Researchers Identify Strategies to Ensure, Sustain Health Workforce During Pandemic

Health Workforce Research Center Directors, including Erin Fraher, PhD, MPP, in the UNC Department of Family Medicine, highlight strategies to sustain the healthcare workforce to meet the needs of patients during the COVID-19 pandemic.

Researchers Identify Strategies to Ensure, Sustain Health Workforce During Pandemic click to enlarge Erin Fraher, PhD, MPP

CHAPEL HILL, N.C. – April 8, 2020 – Erin Fraher, PhD, MPP, Director of the Carolina Health Workforce Research Center at the University of North Carolina (UNC), joins six other directors of privately and publicly funded health workforce research centers to highlight state strategies to ensure and sustain the health workforce to meet patient needs during the COVID-19 pandemic. The article, “Ensuring and Sustaining a Pandemic Workforce,” was published today in the New England Journal of Medicine.

This article is the second one published in the journal that brings the collective experience of these directors on the health workforce. In the first article, published on February 13, 2020, Dr. Fraher and colleagues voiced their concern about how state regulations governing the practice of many health care professionals are resulting in unwanted and counterproductive outcomes for patients. The barriers identified in their first article are now more evident than ever as state and health system leaders seek to quickly ramp up their health workforce to meet the surge of patient demand from COVID-19.

State and health system leaders are learning from one another and working together to remove bureaucratic hurdles to mobilize and flex the health workforce. One common strategy being deployed across states is making requests under the Social Security Act Section 1135 for the authority to waive requirements during emergencies, which allows states greater flexibility in the deployment of health care workers.

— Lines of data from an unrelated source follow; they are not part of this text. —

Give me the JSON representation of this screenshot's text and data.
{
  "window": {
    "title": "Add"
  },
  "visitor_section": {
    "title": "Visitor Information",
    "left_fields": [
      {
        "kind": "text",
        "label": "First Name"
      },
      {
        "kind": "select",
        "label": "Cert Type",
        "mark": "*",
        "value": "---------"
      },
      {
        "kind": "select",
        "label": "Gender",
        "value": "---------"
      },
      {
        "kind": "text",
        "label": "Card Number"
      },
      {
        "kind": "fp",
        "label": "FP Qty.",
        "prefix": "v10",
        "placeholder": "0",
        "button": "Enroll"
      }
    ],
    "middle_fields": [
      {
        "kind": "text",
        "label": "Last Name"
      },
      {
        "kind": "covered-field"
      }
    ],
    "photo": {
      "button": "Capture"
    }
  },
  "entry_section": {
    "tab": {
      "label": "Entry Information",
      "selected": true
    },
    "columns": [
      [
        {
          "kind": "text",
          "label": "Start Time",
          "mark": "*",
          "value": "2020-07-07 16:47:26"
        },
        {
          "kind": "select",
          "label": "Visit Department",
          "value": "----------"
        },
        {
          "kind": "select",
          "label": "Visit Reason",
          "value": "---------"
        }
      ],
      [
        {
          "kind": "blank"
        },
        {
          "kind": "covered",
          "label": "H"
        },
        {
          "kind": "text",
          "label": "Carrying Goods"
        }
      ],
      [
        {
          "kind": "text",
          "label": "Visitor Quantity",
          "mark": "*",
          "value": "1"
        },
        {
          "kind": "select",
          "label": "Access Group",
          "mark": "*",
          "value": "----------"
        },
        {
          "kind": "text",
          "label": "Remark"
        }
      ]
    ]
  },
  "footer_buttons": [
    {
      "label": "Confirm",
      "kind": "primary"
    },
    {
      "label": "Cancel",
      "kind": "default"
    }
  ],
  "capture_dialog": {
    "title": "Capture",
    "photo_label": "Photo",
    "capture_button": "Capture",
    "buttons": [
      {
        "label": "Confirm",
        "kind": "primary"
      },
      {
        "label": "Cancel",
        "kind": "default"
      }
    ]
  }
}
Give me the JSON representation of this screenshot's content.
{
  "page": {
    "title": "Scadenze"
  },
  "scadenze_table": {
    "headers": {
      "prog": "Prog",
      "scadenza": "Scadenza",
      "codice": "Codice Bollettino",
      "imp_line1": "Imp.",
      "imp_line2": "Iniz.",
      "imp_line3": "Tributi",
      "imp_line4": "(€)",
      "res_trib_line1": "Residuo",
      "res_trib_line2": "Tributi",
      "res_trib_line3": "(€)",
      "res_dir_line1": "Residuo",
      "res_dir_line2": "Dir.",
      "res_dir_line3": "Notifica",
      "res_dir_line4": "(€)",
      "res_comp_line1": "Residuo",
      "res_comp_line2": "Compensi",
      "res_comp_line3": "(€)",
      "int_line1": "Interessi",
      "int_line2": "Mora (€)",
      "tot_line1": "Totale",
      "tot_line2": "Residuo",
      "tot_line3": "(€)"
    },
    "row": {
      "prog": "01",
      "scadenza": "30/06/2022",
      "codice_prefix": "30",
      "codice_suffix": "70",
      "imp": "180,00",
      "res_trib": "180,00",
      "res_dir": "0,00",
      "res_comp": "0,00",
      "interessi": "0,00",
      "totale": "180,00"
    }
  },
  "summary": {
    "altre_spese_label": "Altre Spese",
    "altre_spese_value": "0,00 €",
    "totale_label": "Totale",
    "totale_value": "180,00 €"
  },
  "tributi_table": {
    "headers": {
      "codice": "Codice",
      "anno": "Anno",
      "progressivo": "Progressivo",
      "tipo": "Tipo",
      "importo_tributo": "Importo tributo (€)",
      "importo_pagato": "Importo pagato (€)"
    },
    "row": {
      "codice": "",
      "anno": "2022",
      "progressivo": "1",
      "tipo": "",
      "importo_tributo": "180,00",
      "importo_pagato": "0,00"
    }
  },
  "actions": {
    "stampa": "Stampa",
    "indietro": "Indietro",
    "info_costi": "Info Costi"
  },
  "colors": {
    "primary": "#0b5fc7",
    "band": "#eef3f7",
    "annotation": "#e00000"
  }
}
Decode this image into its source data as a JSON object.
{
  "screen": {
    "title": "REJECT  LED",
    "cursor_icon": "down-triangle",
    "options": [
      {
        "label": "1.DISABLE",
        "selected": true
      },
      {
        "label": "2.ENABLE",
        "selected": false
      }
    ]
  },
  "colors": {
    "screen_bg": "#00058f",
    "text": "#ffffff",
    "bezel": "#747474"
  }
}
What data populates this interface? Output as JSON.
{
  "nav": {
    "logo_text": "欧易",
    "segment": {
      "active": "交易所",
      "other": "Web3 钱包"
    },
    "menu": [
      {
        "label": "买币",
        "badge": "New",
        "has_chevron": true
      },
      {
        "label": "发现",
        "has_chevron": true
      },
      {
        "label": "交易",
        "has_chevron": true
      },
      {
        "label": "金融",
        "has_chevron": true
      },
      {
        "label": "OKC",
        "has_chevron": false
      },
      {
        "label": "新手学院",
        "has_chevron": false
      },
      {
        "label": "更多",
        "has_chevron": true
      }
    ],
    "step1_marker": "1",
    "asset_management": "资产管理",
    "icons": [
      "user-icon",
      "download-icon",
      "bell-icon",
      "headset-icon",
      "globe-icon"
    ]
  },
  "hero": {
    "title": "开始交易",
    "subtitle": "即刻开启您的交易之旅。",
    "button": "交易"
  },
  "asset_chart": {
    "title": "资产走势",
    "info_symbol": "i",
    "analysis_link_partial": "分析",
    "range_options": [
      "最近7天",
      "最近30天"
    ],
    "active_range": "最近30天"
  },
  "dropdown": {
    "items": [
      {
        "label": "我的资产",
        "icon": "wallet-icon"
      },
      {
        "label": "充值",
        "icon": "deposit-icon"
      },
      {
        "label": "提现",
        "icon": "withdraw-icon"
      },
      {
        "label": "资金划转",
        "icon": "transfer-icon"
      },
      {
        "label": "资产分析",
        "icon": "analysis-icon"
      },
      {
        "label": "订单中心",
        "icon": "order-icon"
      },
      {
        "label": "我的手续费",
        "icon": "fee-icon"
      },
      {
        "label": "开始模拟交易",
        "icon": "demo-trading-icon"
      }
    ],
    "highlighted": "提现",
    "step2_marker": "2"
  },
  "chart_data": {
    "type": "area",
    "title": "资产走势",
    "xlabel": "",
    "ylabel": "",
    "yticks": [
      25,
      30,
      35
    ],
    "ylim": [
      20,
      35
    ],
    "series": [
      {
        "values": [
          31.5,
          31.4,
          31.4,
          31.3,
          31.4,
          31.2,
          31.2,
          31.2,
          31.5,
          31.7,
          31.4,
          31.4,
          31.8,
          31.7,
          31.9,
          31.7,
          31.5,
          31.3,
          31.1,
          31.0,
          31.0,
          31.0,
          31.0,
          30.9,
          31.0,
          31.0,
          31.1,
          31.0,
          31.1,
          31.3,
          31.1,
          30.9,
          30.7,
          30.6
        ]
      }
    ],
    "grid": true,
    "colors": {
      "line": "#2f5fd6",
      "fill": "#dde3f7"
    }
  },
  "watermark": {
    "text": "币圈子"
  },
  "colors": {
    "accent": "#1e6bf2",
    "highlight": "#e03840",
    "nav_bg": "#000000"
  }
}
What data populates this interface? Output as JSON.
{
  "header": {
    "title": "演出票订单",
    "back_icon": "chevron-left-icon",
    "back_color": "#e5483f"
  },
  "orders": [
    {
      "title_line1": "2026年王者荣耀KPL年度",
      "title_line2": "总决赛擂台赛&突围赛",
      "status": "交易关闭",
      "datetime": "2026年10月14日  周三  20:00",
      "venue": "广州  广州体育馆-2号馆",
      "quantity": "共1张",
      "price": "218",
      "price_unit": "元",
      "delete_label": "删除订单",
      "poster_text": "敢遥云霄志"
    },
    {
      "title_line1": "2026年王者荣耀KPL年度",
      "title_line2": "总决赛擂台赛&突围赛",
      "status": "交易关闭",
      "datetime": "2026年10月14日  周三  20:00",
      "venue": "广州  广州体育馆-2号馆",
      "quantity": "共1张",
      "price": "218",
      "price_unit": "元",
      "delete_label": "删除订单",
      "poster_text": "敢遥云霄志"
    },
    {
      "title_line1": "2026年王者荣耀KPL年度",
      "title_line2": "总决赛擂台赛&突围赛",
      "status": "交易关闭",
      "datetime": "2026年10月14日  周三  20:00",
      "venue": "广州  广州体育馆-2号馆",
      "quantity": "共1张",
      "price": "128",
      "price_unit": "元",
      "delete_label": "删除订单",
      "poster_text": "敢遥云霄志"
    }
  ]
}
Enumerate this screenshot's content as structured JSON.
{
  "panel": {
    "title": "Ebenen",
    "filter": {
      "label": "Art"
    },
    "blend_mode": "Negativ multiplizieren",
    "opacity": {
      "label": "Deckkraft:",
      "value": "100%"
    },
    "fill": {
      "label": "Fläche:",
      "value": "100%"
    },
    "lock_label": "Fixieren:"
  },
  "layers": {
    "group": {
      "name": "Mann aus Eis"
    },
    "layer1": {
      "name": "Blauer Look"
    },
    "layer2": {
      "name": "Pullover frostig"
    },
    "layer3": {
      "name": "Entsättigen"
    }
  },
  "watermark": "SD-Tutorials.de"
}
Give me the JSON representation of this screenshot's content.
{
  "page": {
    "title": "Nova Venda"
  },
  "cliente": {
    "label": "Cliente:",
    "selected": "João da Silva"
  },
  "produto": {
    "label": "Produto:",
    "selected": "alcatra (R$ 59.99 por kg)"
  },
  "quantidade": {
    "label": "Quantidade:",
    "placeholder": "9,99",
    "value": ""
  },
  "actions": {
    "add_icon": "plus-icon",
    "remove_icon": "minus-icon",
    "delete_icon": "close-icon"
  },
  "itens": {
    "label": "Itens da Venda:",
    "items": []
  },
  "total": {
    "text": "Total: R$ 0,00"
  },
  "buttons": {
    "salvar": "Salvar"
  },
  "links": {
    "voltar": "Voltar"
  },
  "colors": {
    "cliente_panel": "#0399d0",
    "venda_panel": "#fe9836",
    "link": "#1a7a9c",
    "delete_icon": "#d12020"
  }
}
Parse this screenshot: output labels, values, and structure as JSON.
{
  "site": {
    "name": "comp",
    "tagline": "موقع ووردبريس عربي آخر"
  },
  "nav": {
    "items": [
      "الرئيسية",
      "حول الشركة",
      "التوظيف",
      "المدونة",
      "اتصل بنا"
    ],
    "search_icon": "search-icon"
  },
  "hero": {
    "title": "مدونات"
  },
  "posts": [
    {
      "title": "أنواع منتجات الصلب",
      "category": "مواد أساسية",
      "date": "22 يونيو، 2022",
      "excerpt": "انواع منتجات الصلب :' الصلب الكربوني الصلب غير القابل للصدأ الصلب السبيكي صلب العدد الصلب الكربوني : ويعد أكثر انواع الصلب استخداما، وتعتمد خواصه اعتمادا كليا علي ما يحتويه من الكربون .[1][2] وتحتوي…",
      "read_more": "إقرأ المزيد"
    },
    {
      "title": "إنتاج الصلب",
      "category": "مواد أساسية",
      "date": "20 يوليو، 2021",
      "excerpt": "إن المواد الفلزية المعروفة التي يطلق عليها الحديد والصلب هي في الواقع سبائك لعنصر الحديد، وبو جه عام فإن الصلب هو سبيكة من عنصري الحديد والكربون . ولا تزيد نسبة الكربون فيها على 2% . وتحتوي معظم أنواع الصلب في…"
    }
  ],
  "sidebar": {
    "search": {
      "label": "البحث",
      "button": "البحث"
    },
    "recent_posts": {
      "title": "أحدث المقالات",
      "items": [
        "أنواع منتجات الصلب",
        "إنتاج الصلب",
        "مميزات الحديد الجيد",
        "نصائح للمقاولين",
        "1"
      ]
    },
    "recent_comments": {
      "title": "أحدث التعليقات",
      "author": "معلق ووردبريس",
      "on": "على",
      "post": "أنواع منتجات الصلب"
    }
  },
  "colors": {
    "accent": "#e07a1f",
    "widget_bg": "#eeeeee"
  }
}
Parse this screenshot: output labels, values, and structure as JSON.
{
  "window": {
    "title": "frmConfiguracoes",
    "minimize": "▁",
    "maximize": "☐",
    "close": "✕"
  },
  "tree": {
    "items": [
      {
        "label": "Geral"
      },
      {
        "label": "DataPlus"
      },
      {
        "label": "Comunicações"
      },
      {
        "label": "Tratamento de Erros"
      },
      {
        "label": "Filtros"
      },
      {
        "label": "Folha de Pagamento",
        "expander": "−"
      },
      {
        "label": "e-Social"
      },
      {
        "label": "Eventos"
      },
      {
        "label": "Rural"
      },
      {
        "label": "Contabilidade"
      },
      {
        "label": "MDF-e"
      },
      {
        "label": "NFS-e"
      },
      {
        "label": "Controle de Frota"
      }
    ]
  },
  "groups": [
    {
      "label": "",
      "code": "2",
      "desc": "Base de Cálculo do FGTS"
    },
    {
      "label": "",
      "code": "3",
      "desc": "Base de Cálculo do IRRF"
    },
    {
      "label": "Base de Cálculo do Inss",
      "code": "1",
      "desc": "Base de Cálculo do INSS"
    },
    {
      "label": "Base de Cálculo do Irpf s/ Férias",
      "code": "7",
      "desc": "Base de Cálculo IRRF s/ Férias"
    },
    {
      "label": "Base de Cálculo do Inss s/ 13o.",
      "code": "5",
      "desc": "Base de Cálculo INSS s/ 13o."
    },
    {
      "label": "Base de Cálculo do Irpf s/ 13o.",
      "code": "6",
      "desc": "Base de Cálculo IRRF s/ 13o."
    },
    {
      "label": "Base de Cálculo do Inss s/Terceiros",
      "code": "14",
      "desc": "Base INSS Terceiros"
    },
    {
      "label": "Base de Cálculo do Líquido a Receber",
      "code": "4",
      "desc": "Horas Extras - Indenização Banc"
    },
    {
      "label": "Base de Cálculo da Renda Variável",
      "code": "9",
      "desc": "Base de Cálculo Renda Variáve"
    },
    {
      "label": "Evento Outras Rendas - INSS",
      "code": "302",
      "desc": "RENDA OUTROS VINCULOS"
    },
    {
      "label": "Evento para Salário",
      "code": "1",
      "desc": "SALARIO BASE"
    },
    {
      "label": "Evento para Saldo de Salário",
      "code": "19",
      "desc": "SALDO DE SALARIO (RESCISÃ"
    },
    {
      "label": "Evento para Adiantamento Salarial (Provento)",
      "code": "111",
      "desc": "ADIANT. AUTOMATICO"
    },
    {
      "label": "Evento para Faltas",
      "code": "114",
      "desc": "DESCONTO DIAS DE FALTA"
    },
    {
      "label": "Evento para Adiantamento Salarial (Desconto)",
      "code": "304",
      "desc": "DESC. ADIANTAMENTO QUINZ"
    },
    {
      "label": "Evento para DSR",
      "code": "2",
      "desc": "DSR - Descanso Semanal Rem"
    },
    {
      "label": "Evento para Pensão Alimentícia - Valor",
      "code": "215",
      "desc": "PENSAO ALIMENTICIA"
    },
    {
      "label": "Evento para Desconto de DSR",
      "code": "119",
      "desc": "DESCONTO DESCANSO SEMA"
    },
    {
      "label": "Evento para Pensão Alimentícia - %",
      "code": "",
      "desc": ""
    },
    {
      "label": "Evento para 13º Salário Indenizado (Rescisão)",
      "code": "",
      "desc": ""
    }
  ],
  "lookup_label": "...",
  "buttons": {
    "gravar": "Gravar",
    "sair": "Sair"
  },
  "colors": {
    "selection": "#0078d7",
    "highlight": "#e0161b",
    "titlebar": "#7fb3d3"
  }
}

Another strategy is working with licensing boards to reinstate recently expired licenses through temporary extensions to encourage retired health professionals to re-enter the workforce. Dr. Fraher and colleagues also recognized efforts by health professional societies, health care educators, and accreditors to find education and training solutions to bolster the health workforce. These include accelerating education programs for essential workers such as respiratory therapists, retraining health care workers such as physical therapists who have seen reduced clinical volume to provide needed care, redeploying health professional students to assist in medical tasks to free up other clinicians, and engaging social workers and community health workers to address social needs. As non-COVID-19 patients still require ongoing care, health care workers are increasingly turning to telehealth to deliver care, which has become easier with, for example, the removal of supervision of requirements by insurers.

The authors call on leaders to take swift action to expand and sustain the health workforce to help our country meet the needs of patients during this COVID-19 pandemic, and to evaluate these changes to inform any future response to pandemics.

This perspective piece complements additional efforts by Dr. Fraher and her team provide data and analysis on the availability of needed health professionals in North Carolina. Her team has put out blogs and data visualizations on respiratory therapists, critical care nurses, infectious disease physicians, and primary care access. Coming blogs will address acute care physicians and Certified Registered Nurse Anesthetists (CRNAs). 

Dr. Fraher is Associate Professor in the UNC Department of Family Medicine in the School of Medicine.

The health workforce centers that came together for this article are:

  • The Carolina Health Workforce Research Center, the Cecil G. Sheps Center for Health Services Research, and the Department of Family Medicine, University of North Carolina at Chapel Hill, Chapel Hill (E.P.F.)
  • the Department of Health Policy and Management and the Fitzhugh Mullan Institute for Health Workforce Equity, Milken Institute School of Public Health, George Washington University, Washington, DC (P.P.)
  •  the Department of Family Medicine and the Center for Health Workforce Studies, School of Medicine, University of Washington, Seattle (B.K.F.)
  • the Health Workforce Research Center on Long-Term Care, the Philip R. Lee Institute for Health Policy Studies, University of California, San Francisco, San Francisco (J.S.)
  • the New York Center for Health Workforce Studies (J.M.) and the Health Workforce Technical Assistance Center (D.A.), SUNY School of Public Health, Rensselaer
  • the Behavioral Health Workforce Research Center and the Department of Health Behavior and Health Education, University of Michigan School of Public Health, Ann Arbor (A.J.B.)
  • and the Center for Interdisciplinary Health Workforce Studies, College of Nursing, Montana State University, Bozeman (P.I.B.).